After seeing "VOIP - Coming soon" for so many months, coupled with the vacancy 
of the
SoBu offices,  it shouldn't come as a surprise. Pity is that it ended up 
falling on the shoulders of 
its sole officer as Shane was a stand-up fellow, good programmer and always 
looked for ways for FOSS
to provide good deals.
I think the downturn, coupled with anemia as SD moved away from web development 
and more into ISP, proved more than it could handle.
Shane was a follower (distant subscriber) to this list and long-time Sovernet 
net-admin who, I'm sure,
would not leave people hanging w/out any recourse were it not for some good 
reason.
Aside: But, I'm sure 7days is glad they moved off of their SD/typo3 site:)

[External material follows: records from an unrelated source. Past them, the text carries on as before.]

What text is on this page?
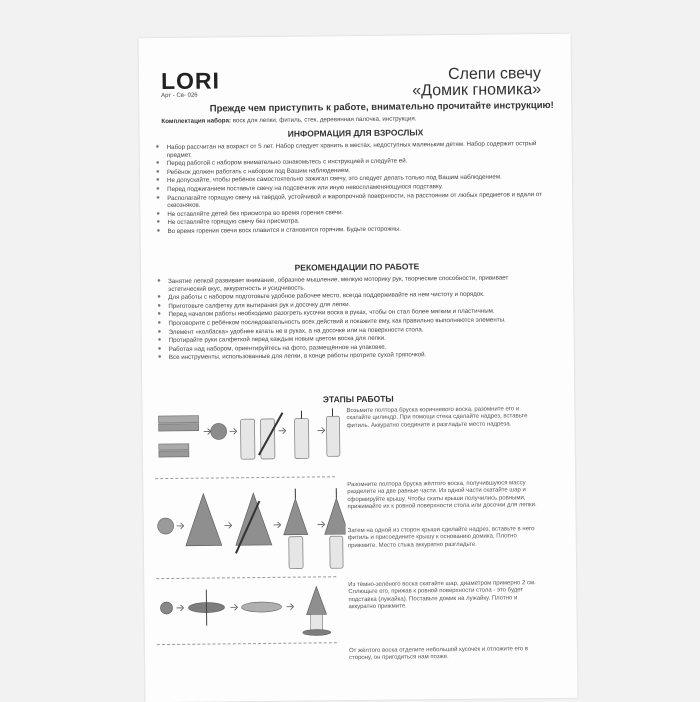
LORI
Арт - Св- 026
Слепи свечу
«Домик гномика»
Прежде чем приступить к работе, внимательно прочитайте инструкцию!
Комплектация набора: воск для лепки, фитиль, стек, деревянная палочка, инструкция.
ИНФОРМАЦИЯ ДЛЯ ВЗРОСЛЫХ
● Набор рассчитан на возраст от 5 лет. Набор следует хранить в местах, недоступных маленьким детям. Набор содержит острый предмет.
● Перед работой с набором внимательно ознакомьтесь с инструкцией и следуйте ей.
● Ребёнок должен работать с набором под Вашим наблюдением.
● Не допускайте, чтобы ребёнок самостоятельно зажигал свечу, это следует делать только под Вашим наблюдением.
● Перед поджиганием поставьте свечу на подсвечник или иную невоспламеняющуюся подставку.
● Располагайте горящую свечу на твёрдой, устойчивой и жаропрочной поверхности, на расстоянии от любых предметов и вдали от сквозняков.
● Не оставляйте детей без присмотра во время горения свечи.
● Не оставляйте горящую свечу без присмотра.
● Во время горения свечи воск плавится и становится горячим. Будьте осторожны.
РЕКОМЕНДАЦИИ ПО РАБОТЕ
● Занятие лепкой развивает внимание, образное мышление, мелкую моторику рук, творческие способности, прививает эстетический вкус, аккуратность и усидчивость.
● Для работы с набором подготовьте удобное рабочее место, всегда поддерживайте на нем чистоту и порядок.
● Приготовьте салфетку для вытирания рук и досочку для лепки.
● Перед началом работы необходимо разогреть кусочки воска в руках, чтобы он стал более мягким и пластичным.
● Проговорите с ребёнком последовательность всех действий и покажите ему, как правильно выполняются элементы.
● Элемент «колбаска» удобнее катать не в руках, а на досочке или на поверхности стола.
● Протирайте руки салфеткой перед каждым новым цветом воска для лепки.
● Работая над набором, ориентируйтесь на фото, размещённое на упаковке.
● Все инструменты, использованные для лепки, в конце работы протрите сухой тряпочкой.
ЭТАПЫ РАБОТЫ
Возьмите полтора бруска коричневого воска, разомните его и скатайте цилиндр. При помощи стека сделайте надрез, вставьте фитиль. Аккуратно соедините и разгладьте место надреза.
Разомните полтора бруска жёлтого воска, получившуюся массу разделите на две равные части. Из одной части скатайте шар и сформируйте крышу. Чтобы скаты крыши получились ровными, прижимайте их к ровной поверхности стола или досочки для лепки.
Затем на одной из сторон крыши сделайте надрез, вставьте в него фитиль и присоедините крышу к основанию домика. Плотно прижмите. Место стыка аккуратно разгладьте.
Из тёмно-зелёного воска скатайте шар, диаметром примерно 2 см. Сплющьте его, прижав к ровной поверхности стола - это будет подставка (лужайка). Поставьте домик на лужайку. Плотно и аккуратно прижмите.
От жёлтого воска отделите небольшой кусочек и отложите его в сторону, он пригодиться нам позже.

On Thursday 12 March 2009, Josh Sled wrote:
> Stanley Brinkerhoff <[email protected]> writes:
> > “We’d received an email about a month ago, telling us they were going to 
> > close on Friday the 13th,” said Bethany Silva, the technology coordinator 
> > for King Street Youth Center. “They shut down on
> > Monday.”
> >
> > .... Caught off guard?  I mean sure -- 5 days early -- but they had a 
> > months notice.  When were they going to think about moving their site?  
> > Next week?
> >
> > That being said -- this article humorously trivializes the effect (150 
> > businesses with no online presence is mentioned over half way into the 
> > article) while tries to make a huge issue from the
> > "lost gigabytes"!!. 
> >
> > Sigh.  Non-techs should ask for help with their tech stories. 
> 
> Perhaps it took those same non-techies who were customers of Silicon
> Dairy more than 24 days to find and establish a relationship with a
> techie to could even begin to start working on the migration of their
> "working without issue since 2001" site.
> 
> I've tried to "move" personal/organizational sites in my spare time
> (such as VAGUE's, in fact, recently), and it can easily take weeks of
> lag time, even with concentrated effort at times.  And a non-techie
> business relying on semi-techie help for their online presence can take
> at least as long.
> 
> Also, does "no online presence" really mean "customer that doesn't have
> a website, but relied on «[email protected] for inbound and
> outbound email"?  Cause I've seen a number of places that advertise
> emails like that online and in newspapers … I bet those addresses aren't
> getting forwarded tomorrow, before updates can be widely dispersed.